Johan Vande Lanotte : Pas du tout. Jamais la Constitution ne sera aussi bien respectée lors d’une réforme de l’Etat ! 1970, 1980, 1988, 1993 : à chacune de ces réformes de l’Etat, on a modifié des dispositions de la Constitution qui ne pouvaient pas l’être sans passer par des élections. Cette fois, on fait beaucoup mieux. Je respecte l’article 195 de la Constitution, mais je suis désolé de dire qu’il n’a jamais été respecté.

Des constitutionnalistes crient pourtant au viol !

Complètement faux.

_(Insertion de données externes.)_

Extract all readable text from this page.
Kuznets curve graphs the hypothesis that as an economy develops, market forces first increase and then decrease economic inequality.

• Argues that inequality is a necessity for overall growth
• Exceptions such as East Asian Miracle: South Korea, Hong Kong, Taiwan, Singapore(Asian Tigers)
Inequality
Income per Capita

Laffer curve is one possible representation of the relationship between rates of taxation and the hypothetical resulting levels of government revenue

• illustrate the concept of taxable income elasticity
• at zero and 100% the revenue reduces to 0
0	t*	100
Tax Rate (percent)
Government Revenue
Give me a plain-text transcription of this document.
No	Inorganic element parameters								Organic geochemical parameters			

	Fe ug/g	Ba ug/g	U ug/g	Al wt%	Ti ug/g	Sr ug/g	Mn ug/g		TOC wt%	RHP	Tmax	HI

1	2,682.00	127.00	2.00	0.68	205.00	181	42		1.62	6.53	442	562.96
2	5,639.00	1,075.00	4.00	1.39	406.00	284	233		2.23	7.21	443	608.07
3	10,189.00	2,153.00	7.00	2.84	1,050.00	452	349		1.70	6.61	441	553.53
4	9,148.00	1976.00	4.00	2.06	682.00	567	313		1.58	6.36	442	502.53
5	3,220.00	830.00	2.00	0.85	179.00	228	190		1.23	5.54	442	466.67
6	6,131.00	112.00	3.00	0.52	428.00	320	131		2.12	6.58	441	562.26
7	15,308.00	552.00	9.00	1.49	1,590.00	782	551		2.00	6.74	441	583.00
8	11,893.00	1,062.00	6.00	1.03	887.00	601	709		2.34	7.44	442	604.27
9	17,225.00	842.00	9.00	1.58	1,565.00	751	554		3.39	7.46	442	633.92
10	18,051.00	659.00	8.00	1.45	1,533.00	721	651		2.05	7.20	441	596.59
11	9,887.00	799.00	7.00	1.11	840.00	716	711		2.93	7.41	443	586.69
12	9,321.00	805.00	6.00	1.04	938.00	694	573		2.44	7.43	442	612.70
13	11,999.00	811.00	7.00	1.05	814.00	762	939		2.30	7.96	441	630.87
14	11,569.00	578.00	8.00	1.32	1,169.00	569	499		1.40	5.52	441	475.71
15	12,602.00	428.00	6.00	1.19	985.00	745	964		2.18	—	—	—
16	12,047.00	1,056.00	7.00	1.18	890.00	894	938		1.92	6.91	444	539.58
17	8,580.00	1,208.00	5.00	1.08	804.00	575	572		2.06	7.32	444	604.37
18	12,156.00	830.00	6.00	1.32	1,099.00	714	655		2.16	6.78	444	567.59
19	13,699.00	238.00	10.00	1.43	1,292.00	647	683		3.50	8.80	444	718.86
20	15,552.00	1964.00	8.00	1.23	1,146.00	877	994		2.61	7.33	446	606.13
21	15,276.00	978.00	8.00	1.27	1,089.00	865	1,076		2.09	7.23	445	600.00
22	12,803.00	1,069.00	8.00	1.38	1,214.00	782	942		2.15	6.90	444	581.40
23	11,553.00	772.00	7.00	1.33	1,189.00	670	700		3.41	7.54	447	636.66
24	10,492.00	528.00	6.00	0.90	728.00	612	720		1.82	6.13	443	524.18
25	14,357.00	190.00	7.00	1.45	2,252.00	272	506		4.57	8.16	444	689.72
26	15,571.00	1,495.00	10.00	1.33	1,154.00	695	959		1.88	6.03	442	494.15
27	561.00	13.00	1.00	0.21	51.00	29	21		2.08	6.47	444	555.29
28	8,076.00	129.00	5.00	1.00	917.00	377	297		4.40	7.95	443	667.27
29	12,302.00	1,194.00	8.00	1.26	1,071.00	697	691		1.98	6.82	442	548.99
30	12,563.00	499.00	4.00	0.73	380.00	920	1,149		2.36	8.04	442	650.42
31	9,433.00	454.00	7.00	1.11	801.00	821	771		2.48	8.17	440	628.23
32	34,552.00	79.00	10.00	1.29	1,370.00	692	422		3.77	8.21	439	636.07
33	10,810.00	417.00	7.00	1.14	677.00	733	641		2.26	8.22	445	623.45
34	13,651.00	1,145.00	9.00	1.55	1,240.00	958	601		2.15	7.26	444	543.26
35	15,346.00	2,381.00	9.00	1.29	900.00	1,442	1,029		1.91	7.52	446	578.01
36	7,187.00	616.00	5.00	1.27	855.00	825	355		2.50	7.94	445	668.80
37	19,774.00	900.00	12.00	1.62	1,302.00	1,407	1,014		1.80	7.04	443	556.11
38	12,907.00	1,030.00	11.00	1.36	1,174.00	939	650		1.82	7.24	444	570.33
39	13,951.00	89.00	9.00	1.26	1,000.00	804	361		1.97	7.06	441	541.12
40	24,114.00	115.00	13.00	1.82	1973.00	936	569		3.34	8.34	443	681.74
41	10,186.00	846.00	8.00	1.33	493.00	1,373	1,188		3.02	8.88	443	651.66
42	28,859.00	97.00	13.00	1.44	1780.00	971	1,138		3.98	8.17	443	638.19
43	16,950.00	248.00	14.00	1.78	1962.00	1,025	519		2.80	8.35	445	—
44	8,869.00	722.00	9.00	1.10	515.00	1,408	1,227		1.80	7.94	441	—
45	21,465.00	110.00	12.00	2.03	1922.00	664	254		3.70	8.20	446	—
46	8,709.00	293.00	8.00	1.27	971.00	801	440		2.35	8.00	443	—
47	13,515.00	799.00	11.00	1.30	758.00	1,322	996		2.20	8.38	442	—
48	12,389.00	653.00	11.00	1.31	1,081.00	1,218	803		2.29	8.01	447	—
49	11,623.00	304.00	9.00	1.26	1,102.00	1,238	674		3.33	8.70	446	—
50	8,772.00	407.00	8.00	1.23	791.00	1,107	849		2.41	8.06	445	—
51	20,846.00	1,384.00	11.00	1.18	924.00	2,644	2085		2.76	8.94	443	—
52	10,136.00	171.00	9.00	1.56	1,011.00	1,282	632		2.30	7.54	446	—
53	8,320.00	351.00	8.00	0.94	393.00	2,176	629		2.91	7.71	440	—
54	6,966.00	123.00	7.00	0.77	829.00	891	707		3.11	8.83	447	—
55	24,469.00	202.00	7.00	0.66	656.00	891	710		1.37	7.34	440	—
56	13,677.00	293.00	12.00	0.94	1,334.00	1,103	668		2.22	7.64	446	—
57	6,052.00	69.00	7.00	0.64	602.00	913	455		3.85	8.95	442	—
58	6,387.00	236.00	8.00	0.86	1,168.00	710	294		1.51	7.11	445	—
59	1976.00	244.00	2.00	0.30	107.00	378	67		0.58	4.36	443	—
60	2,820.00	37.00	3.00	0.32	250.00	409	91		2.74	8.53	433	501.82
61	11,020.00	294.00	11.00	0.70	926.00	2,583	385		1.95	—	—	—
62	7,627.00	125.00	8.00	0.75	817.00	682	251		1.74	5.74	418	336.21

On n’applique que ce qui a été convenu et annoncé clairement au Parlement avant les élections de juin 2010.

L’article 195 est formel : pas question de toucher à des articles non révisables de la Constitution sans de nouvelles élections…

Dans d’autres pays, changer la Constitution nécessite une approbation populaire par référendum. Cela n’existe pas en Belgique. D’où la procédure prévue par cet article 195. Mais c’est un système fou, intenable : on fait des élections, on conclut un accord institutionnel, et puis on devrait refaire des élections pour que l’électeur approuve éventuellement cet accord ? Pourquoi alors avoir voté la première fois ?

Le procédé actuel de révision de la Constitution est-il absurde ?

Il me paraît fondamentalement douteux sur le plan démocratique. Si une majorité élue doit se plier aux décisions d’une majorité sortante, pourquoi les gens doivent-ils encore voter ?

L’électeur ne doit-il pas avoir son mot à dire quand on modifie, sans l’avoir prévu, la Loi fondamentale ?

Etait-ce pour que l’électeur puisse s’exprimer, qu’on a créé ce mécanisme ? Allez ! Au XIXe siècle, je doute fort que le régime était fort intéressé par la voix de l’électeur : ils étaient 50 000 pour toute la Belgique, en 1840. Personnellement, je ne suis pas favorable à la stabilité de la Constitution.

Les francophones y tiennent pourtant farouchement, à ce mécanisme protecteur…

Mais parce que les Flamands le veulent. Il suffit que les Flamands demandent quelque chose pour que les francophones le refusent. Et vice versa. C’est toujours comme ça, en Belgique.

Vous ne risquez rien. La Cour constitutionnelle ne peut juger la régularité du procédé…

Encore heureux ! La Cour constitutionnelle est là pour veiller à l’application de la Constitution, pas pour la faire. C’est au constituant, le pouvoir démocratique, que revient le dernier mot. Le régime de contrôle que vous évoquez a fait couper la tête de Louis XVI, lors de la Révolution française.